The Champlain Housing Trust announced today that it had closed on the permanent financing for its efforts to transform the St. Joseph School into the Old North End Community Center. The $8.8 million transaction secured $2.6 million in federal tax credits by leveraging several other local funding sources.
CHT will now initiate construction and ensure that rents remain affordable for the nonprofit tenants and public uses. Just two weeks ago CHT announced a lead gift of $500,000 from Trey and Dominique Pecor. Since then, $90,000 in donations have come in, leaving just $110,000 to raise from the community to finalize the $8.8 million project.
The Community Center itself required a “community” of financing to close, including:
- New Markets Tax Credits through Vermont Rural Ventures, with TD Bank’s Community Capital Group as the investor ($2.6 million)
- Charitable gifts & grants ($2.2 million)
- Vermont Community Loan Fund (loan, $2 million)
- Vermont Community Foundation (loan, $500,000)
- Commons Energy (loan, $500,000)
- Public grants, including City of Burlington ($777,000)
- Energy Conservation grants from Vermont Gas and Burlington Electric ($100,000)
- Owner financing ($185,000)
“TD Bank and its Community Capital Group are proud to assist Champlain Housing Trust with this very important redevelopment of the community center which provides critical services for those who need it most in Burlington,” said Phil Daniels, Market President-Commercial for Vermont, TD Bank. “This development will be a space where the community can continue to develop and thrive, and it will contribute to a larger initiative to revitalize this neighborhood and enhance its economic growth.” TD Bank’s funding assistance includes conventional commercial financing and an equity investment under the New Market Tax Credit Program closed by Jonathan Campbell, Vice President in the Community Capital Group.

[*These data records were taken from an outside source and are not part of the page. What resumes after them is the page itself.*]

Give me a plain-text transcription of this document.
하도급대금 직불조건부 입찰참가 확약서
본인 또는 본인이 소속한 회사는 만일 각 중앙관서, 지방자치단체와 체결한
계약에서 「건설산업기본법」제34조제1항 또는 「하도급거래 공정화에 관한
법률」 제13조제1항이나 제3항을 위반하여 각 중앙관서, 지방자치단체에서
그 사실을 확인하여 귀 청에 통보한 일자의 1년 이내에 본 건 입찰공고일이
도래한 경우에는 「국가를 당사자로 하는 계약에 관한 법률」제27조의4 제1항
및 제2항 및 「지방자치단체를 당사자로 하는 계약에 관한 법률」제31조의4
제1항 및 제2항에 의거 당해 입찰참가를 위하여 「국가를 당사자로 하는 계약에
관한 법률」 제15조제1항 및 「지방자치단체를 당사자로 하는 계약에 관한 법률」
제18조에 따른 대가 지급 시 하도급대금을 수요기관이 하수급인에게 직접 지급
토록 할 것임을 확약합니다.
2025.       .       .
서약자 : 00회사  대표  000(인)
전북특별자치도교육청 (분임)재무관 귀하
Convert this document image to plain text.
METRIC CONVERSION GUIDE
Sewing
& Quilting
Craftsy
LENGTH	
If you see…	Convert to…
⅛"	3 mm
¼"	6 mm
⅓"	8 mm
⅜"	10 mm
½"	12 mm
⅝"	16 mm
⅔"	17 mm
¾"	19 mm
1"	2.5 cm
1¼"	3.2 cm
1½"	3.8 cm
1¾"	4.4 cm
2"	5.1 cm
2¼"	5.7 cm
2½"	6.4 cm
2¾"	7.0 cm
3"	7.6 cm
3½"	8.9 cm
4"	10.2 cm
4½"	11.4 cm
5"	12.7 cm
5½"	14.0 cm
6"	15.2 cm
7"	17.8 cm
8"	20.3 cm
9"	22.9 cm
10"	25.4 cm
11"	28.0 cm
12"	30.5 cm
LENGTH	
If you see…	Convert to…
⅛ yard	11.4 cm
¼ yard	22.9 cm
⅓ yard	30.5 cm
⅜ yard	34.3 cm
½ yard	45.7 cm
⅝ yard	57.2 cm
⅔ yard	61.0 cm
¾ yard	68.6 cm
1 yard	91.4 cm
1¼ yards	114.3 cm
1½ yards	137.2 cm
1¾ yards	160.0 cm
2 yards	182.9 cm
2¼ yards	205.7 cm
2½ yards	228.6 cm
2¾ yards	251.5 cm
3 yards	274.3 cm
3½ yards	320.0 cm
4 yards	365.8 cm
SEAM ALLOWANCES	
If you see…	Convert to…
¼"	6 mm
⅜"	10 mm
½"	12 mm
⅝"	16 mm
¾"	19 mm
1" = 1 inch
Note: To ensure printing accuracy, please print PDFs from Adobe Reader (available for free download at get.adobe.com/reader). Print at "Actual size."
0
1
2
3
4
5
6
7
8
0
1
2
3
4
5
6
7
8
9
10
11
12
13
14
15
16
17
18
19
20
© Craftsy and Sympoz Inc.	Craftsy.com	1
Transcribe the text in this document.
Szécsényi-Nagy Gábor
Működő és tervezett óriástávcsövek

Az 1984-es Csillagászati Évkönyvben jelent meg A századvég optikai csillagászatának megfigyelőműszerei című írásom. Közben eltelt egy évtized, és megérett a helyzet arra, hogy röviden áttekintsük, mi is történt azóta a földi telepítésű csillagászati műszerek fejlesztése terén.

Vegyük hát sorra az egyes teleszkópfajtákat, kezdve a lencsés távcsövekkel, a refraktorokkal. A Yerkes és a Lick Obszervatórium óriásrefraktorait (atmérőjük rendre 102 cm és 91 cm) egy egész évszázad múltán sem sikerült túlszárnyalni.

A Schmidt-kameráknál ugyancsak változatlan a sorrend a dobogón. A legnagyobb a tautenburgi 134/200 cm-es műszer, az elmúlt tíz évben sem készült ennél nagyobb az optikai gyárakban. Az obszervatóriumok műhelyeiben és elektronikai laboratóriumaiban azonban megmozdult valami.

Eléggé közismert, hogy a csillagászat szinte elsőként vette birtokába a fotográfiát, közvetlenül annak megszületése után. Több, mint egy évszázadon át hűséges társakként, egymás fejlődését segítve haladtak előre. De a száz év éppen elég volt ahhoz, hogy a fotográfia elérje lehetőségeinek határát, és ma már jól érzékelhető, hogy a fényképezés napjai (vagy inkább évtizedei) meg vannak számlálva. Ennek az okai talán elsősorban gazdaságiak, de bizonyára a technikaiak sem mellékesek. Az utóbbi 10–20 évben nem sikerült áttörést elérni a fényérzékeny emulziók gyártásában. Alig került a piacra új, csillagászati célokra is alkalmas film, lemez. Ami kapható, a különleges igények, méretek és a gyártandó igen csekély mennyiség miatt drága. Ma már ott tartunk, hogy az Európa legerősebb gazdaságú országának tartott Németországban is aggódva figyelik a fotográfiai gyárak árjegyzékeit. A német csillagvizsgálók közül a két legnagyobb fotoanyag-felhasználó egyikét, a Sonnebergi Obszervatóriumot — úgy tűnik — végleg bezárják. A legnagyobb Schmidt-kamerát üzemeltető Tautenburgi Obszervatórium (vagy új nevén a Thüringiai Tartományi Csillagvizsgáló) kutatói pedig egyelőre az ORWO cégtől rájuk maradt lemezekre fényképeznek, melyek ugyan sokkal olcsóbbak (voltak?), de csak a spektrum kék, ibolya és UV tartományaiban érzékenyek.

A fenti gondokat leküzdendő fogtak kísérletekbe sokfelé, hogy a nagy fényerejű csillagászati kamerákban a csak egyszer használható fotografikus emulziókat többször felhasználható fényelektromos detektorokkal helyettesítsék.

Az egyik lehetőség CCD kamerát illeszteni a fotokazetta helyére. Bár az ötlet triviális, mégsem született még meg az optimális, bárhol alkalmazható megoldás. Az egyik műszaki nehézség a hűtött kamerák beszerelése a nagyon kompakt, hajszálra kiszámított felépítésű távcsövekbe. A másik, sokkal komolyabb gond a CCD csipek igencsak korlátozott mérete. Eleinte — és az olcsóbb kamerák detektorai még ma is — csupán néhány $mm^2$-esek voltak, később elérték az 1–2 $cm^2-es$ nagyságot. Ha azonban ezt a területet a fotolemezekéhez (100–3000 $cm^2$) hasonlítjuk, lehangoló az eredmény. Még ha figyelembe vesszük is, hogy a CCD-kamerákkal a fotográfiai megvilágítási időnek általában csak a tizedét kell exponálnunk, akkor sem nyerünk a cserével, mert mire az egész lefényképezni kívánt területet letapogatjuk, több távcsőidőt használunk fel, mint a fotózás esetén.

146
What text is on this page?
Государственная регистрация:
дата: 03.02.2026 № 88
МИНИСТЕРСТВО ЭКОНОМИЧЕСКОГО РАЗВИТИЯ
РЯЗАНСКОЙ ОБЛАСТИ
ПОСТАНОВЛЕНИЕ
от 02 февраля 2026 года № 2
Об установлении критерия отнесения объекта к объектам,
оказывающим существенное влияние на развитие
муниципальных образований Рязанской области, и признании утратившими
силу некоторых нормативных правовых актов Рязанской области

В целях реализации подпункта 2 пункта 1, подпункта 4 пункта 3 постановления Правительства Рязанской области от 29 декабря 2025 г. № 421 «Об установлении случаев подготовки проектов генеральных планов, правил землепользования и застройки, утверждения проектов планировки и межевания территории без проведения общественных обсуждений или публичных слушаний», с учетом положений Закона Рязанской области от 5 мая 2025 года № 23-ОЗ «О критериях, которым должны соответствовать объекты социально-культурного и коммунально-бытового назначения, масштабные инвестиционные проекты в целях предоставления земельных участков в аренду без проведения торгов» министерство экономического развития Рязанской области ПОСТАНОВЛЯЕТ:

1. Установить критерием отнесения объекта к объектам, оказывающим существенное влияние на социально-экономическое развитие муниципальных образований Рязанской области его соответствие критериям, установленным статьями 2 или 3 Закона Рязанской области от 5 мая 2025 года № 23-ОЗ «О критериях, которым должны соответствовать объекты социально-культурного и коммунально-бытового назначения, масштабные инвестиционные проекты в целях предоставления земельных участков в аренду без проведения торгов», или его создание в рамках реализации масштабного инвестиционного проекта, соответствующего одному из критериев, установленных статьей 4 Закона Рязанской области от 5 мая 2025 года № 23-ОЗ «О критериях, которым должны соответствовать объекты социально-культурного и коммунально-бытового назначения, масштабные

Vermont Rural Ventures’ allocation of the federal New Markets Tax Credit Program leveraged almost a third of the overall project costs. “We wanted to invest in the Old North End Community Center because the programs strengthen and support low income people in the community where they live,” said Nancy Owens, President of Vermont Rural Ventures, a subsidiary of Housing Vermont.
The Old North End Community Center is home to a wide range of programs offered by several nonprofits and the City of Burlington. The school closed in 2010 and when it was going to go on the market, existing nonprofit tenants asked the Housing Trust to step in and purchase the building to prevent the displacement of their programs. The addition of the Burlington Parks, Recreation and Waterfront Department as a tenant solidified the prospects of a fully occupied community center in the heart of Burlington.
“The City of Burlington is fully committed to the Center, as demonstrated by both its lease and Community Development Block Grant program allocations,” said Mayor Miro Weinberger. “Congratulations and appreciation goes out to all the partners that have come together to move this transformational and challenging project along.”
“The Vermont Community Loan Fund is pleased to play a role in this dynamic project that will lift up the lives of so many Vermonters, from young to old, from long-time resident to New Americans,” said Will Belongia, Executive Director of the loan fund. VCLF also provided initial financing for the acquisition of the school by CHT in 2017.
The Vermont Community Foundation made an early investment as well to help with the purchase and make accessibility modifications to the building by installing an elevator. Dan Smith, CEO, added, “Projects like this provides so much more than just programs. They provide a place to connect, a place to belong. The Foundation has been elevating our focus on mission investing in Vermont and this investment reflects our core values and our vision for Vermont communities.”
With significant upgrades to heating, cooling and electrical systems, there were significant grants and investments from the energy sector. Commons Energy made a $500,000 loan and provided technical assistance to facilitate these upgrades. “This old, historic building is beautiful and teeming with activity. It’s also an excellent example of how we can invest in better systems that not only address climate change but will make the space more comfortable – and more affordable – for the users and owners,” said Matt Dooley of Commons Energy.
Work is underway, coordinated by J.A. Morrissey, Inc with tenants managing amongst the construction.
“With the closing behind us, we turn to managing the construction and asking the community to support this amazing project to help us meet our fundraising goal,” said Brenda Torpy, CEO of the Trust. “We are so thankful to have so many partners and so many donors get us to this point.”